Every pond owner will have to deal with algae or weed growth at some point in time, but treatment options will vary depending on the type of plant, size of treatment area, what the pond is used for and location.
Assess the Situation
Before getting started, identify what lives in your pond. Is it an algae, floating, submerged or emergent weed? Do most of the weeds grow on the surface of the water or below? To help identify your plant visit our Weed ID Guide.
Once you know what type of plant you are dealing with, measure the size of the area to be treated, this will help determine what product works best and how much you will need to use and if multiple treatments are required.

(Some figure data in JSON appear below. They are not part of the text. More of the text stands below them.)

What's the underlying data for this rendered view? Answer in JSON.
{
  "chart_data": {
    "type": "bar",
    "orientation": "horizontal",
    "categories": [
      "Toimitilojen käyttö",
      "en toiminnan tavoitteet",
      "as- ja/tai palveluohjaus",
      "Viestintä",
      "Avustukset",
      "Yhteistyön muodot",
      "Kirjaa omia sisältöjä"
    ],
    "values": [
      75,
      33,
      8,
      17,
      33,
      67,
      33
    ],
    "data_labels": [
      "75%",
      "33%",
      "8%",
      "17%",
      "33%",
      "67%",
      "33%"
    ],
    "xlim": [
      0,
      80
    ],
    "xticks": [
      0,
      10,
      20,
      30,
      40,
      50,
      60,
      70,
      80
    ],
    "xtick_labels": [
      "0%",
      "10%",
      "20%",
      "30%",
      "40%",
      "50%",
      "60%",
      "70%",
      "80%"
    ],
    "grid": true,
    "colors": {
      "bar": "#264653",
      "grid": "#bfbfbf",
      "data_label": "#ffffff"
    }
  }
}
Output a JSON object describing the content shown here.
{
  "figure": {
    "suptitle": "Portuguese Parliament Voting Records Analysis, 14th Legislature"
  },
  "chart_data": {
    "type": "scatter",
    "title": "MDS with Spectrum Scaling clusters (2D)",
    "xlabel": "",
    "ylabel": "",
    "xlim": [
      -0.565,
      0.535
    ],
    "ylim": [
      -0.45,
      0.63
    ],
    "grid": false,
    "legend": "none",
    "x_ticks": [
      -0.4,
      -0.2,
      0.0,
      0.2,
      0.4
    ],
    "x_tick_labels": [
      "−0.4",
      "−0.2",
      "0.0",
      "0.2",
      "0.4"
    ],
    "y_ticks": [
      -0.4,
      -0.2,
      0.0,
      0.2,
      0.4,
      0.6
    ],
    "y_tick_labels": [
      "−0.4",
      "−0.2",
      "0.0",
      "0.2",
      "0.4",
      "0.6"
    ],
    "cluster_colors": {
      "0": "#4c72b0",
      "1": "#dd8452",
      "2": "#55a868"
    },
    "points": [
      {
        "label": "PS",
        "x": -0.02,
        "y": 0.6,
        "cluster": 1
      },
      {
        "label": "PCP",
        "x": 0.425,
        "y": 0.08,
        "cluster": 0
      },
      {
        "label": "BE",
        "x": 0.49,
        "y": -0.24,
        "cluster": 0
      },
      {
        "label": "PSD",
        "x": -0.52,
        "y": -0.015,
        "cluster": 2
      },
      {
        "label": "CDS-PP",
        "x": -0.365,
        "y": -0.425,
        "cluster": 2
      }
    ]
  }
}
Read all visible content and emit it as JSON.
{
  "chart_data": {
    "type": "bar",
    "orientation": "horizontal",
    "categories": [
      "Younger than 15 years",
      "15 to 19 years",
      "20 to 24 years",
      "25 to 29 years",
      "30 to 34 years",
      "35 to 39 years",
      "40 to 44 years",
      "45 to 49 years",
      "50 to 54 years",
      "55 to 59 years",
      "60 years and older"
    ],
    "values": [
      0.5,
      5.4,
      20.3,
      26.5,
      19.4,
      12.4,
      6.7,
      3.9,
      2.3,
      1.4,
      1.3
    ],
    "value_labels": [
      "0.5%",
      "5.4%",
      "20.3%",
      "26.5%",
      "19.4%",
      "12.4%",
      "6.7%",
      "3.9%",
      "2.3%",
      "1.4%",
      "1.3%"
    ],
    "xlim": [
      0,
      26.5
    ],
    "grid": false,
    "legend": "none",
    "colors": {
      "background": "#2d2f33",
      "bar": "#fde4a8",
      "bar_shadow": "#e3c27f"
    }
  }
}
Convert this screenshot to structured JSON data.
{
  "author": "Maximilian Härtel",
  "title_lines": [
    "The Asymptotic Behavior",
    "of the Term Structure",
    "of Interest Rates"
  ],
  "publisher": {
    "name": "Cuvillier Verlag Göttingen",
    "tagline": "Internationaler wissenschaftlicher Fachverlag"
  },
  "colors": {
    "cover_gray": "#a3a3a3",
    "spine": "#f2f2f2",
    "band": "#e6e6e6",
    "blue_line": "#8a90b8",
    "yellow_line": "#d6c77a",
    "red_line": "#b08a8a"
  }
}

Next consider how the pond is used and where it is located, as some chemical treatments will have irrigation, livestock, swimming or state restrictions.
Another thing to consider outflow: if the pond has a natural outflow and won't hold a pond dye for very long, chances are any liquid chemicals that are applied to the water won't be able to make contact long enough for it to be effective.
Types of Treatment
There are two types of treatment used by pond owners to control algae and pond weeds: Chemical and Mechanical.
Algaecides and herbicides are commonly used and sometimes the best option to regain control. Some pond weeds like duckweed and watermeal are almost impossible to skim and rake out of the pond because they are so tiny. Other weeds like cattails and bulrush can still be problematic after cutting because they will regrow from seeds and remaining rhizomes.
Both algaecides (used to treat forms of algae) and herbicides (treats pond weeds) can be found in either a liquid or granular form.
- Liquid applications are commonly used for floating weeds and algae that are sitting on the pond's surface (or up to 3 feet deep) and for emergent weeds that grow above the water along the shoreline. Use a pressurized sprayer and apply directly to the targeted plant or for submerged weeds place sprayer's tip beneath the water's surface and spray evenly.
- Granular applications are generally used in ponds, lakefronts or canals and target weeds in deeper water, beds or thick mats. Apply evenly and directly onto the target plant using a hand spread and boat if necessary.
Chemical Application Best Practices
Anytime you use chemicals to treat weeds or algae, you want to keep the following in mind:
- The best time to apply chemicals is in the morning on a sunny, low wind day to reduce possible chemical drift and take advantage of the plant's ability to metabolize the chemical effectively.
- Consider adding a surfactant like Airmax Treatment Booster Plus to a liquid chemical to break water tension and allow the chemical to penetrate the target protective surface faster.
- Once summer temperatures rise and if the vegetation has taken over your pond, it is extremely risky to treat because of the likelihood of a fish kill due to low oxygen levels. If you have fish in your pond, we suggest treating in sections treat 1/4 – 1/2 of the pond at a time, while waiting 10-14 days between treatments.
- Wait until the target has turned browned and died before removing. Once the plant has died, remove as much of the dead debris with a pond tool before it turns into muck.
Pond skimmers and rakes with floats are best to rake or skim off floating weeds and algae from the surface of the water. A Weed Cutter and Weed Raker can remove emergent weeds like phragmites or the roots can be dug up, but it will regrow from seeds and remaining rhizomes. Submerged weeds can also be raked, however, if any fragments, roots or tubers are left in the pond they will reestablish so don't forget to treat the pond with pond dye and bacteria to reduce nutrients and excessive sunlight.